I started to use the words from the Gambler a few years ago in almost everything I did and now do. The idea is to build, not to tear down. One has to know when their mind and body are telling them that it is time to step back and take a break.
As an analyst, one of the best things that aided me in solving a problem was to walk away and do something or nothing else. Invariably when I came back the ideas just seemed to flow. I use the same approach in playing music. Recognize when you hit the "wall."
I think what happens is that one's conscious mind can only work so much, and is slower, before it rebels, so to speak, and tells you so if one listens. Whereas one's unconscious mind is constantly working in a very fast manner and will provide a number of ideas and paths if one can keep the conscious mind from interfering with it. One's unconscious mind will provide the visualizations that the conscious will utilize.
If one learns to compartmentalize it is easier to learn to trust one's unconscious mind. This is especially true for very complex problems, composing music or playing Jazz.
One can only hope that when one matures that they recognize it is time to teach, manage, allow other's to grow and succeed and finally just enjoy the accomplishments of others.

David Foster said...

"Instead of fretting about the loss involved in quitting, try looking at the potential profit."
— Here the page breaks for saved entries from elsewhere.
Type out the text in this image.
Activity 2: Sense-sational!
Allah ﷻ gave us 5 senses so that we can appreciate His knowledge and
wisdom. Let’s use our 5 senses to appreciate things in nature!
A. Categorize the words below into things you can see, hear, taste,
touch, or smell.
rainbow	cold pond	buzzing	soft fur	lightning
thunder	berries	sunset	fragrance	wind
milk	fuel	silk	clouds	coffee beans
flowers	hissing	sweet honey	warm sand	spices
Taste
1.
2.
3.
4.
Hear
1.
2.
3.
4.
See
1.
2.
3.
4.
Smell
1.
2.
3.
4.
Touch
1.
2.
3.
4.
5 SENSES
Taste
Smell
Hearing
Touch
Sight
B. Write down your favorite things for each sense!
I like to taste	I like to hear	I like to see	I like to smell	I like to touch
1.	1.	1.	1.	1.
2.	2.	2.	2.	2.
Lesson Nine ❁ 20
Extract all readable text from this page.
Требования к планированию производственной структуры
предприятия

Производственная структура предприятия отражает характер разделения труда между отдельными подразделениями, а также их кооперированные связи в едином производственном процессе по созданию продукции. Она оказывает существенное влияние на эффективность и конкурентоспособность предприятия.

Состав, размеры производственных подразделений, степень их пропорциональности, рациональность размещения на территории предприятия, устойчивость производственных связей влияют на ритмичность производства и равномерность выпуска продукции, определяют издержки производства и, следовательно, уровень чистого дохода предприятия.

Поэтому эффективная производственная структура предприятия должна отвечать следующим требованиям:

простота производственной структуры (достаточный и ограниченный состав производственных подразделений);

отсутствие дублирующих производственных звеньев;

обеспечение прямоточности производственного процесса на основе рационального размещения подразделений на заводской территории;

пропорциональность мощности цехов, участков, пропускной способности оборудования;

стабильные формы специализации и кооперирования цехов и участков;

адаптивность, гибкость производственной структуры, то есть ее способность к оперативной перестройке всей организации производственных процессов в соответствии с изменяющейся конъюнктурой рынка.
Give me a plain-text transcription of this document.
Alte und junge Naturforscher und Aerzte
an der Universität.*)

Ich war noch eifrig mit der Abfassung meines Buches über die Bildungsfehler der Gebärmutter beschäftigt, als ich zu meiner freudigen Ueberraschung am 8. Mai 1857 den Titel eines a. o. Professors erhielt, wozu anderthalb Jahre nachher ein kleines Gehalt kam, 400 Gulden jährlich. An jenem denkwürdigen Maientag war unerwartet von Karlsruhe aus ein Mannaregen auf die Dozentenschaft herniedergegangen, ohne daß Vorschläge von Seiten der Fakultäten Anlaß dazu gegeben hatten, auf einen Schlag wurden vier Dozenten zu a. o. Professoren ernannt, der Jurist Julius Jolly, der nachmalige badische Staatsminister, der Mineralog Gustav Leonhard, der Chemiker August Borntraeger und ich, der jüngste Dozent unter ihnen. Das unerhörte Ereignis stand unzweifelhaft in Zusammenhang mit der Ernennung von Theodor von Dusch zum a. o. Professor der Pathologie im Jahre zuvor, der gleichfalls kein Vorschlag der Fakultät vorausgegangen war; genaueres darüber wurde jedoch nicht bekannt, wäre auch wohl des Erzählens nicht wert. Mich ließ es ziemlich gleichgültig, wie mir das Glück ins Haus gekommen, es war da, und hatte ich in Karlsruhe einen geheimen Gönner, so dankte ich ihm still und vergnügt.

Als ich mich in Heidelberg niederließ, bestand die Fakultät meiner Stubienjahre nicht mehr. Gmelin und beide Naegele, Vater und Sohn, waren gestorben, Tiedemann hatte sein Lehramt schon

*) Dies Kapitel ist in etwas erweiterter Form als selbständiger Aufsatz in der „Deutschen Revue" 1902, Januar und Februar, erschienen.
Devil's Advocate: Doesn't doing this in the field of political thought lead to radical utopianism?

If we don't fret about the loss involved in "quitting" current social/political/economic arrangements, and instead look at the "potential profit" of a whole new way of doing things, aren't we following in the lead of Marxists and other revolutionaries?

Stuart Schneiderman said...

I meant that we should be looking at both and balancing one against the other.